I Am Sold Myself

A Sale Happens On Every Visit

Zig Ziglar, one of the greatest sales trainers of all time, said that a sale is made on every visit. Either you sell the prospect on all the reasons why s/he should buy or s/he sells you on all the reasons why s/he should not.  Period. 

My contention is that if you don’t decide to be one side of that either/or then you will almost always let the sale happen TO YOU. You will almost always be sold on reasons why the person cannot give what you had hoped for or what you need to deliver on the plan.

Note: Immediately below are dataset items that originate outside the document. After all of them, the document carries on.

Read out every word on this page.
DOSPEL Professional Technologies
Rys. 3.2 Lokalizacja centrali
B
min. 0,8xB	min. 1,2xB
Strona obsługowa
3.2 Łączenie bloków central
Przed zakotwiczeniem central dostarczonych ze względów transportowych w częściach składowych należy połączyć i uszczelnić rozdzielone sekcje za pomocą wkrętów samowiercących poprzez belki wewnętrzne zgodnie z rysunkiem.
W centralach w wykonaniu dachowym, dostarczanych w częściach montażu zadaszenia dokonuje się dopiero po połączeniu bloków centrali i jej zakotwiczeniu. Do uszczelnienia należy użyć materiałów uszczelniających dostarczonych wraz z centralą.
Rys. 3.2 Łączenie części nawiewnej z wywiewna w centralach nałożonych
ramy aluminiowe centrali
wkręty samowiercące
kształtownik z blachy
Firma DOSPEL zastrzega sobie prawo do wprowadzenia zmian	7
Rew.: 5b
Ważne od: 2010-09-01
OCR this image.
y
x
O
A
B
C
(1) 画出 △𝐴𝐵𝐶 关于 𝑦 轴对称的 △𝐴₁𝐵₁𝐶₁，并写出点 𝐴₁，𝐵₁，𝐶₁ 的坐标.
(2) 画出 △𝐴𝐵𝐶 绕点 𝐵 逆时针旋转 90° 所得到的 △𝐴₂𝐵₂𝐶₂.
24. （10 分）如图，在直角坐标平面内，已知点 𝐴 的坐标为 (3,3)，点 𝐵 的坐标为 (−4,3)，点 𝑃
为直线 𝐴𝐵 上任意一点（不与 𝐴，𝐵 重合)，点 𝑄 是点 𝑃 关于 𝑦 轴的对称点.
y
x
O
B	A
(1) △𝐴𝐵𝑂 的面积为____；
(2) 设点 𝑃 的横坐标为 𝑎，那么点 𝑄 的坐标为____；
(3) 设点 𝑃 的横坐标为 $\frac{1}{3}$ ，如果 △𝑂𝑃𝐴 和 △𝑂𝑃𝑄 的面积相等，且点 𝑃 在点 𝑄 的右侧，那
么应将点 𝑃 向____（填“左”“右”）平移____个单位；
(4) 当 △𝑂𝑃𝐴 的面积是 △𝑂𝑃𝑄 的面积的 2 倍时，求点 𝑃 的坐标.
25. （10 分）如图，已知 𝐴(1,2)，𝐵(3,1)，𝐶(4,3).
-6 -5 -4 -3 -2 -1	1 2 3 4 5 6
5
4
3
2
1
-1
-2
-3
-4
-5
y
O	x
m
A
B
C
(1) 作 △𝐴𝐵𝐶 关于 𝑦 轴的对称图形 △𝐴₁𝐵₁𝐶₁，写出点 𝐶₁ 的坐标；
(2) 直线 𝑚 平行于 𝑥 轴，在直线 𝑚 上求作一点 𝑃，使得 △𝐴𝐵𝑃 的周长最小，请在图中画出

Remember: Hope is not a strategy.

So, decide. Don’t hope.

Years ago, when Tiger Woods was in his prime, he remarked that he does not putt the ball until he has decided it will go in the hole – Until he has that level of certainty, confidence and visualization.

This is the level of conviction you need to bring to every VISIT.

Of course, every putt does not fall and every ‘ask’ does not close.  But, you can’t go into a visit ‘hoping’.  You need to decide the commitment is a foregone conclusion.

As a mentee of Tom Suddes’ for years, I watched and learned the hard work that went into making a great case. Tom would not go into make a visit or presentation until he was able to wrap his mind around the emotion + logic of the case so completely that he thought, “Why would someone NOT make this investment?”

There is an old sales maxim: I am sold myself.  Certainly you don’t visit until YOU are sold.  That work is upon us as sales people to own that conviction.  It’s not up to a manager or a CEO.  It is OUR responsibility to do the work to be totally sold. 

I don’t want to hide this from you – Arriving at that level of conviction, preparation and DECISION is hard work.

For those that still have an aversion to the word ‘sales’ – Get over it.  This isn’t about used cars. It’s about making your case and engaging in such a compelling way that people understand what it will take to save lives, change lives and impact lives. This makes Zig’s challenge perhaps MORE important in the world of philanthropy.

We live in a great world. People are generous. You are doing good work.  

I believe 80% of the time gifts are not maximized because a generous person said he or she would commit $10K and we did not sell them on the true need (e.g. $100K) to deliver the impact. Instead, we were sold on all the reasons why they could not make the larger commitment.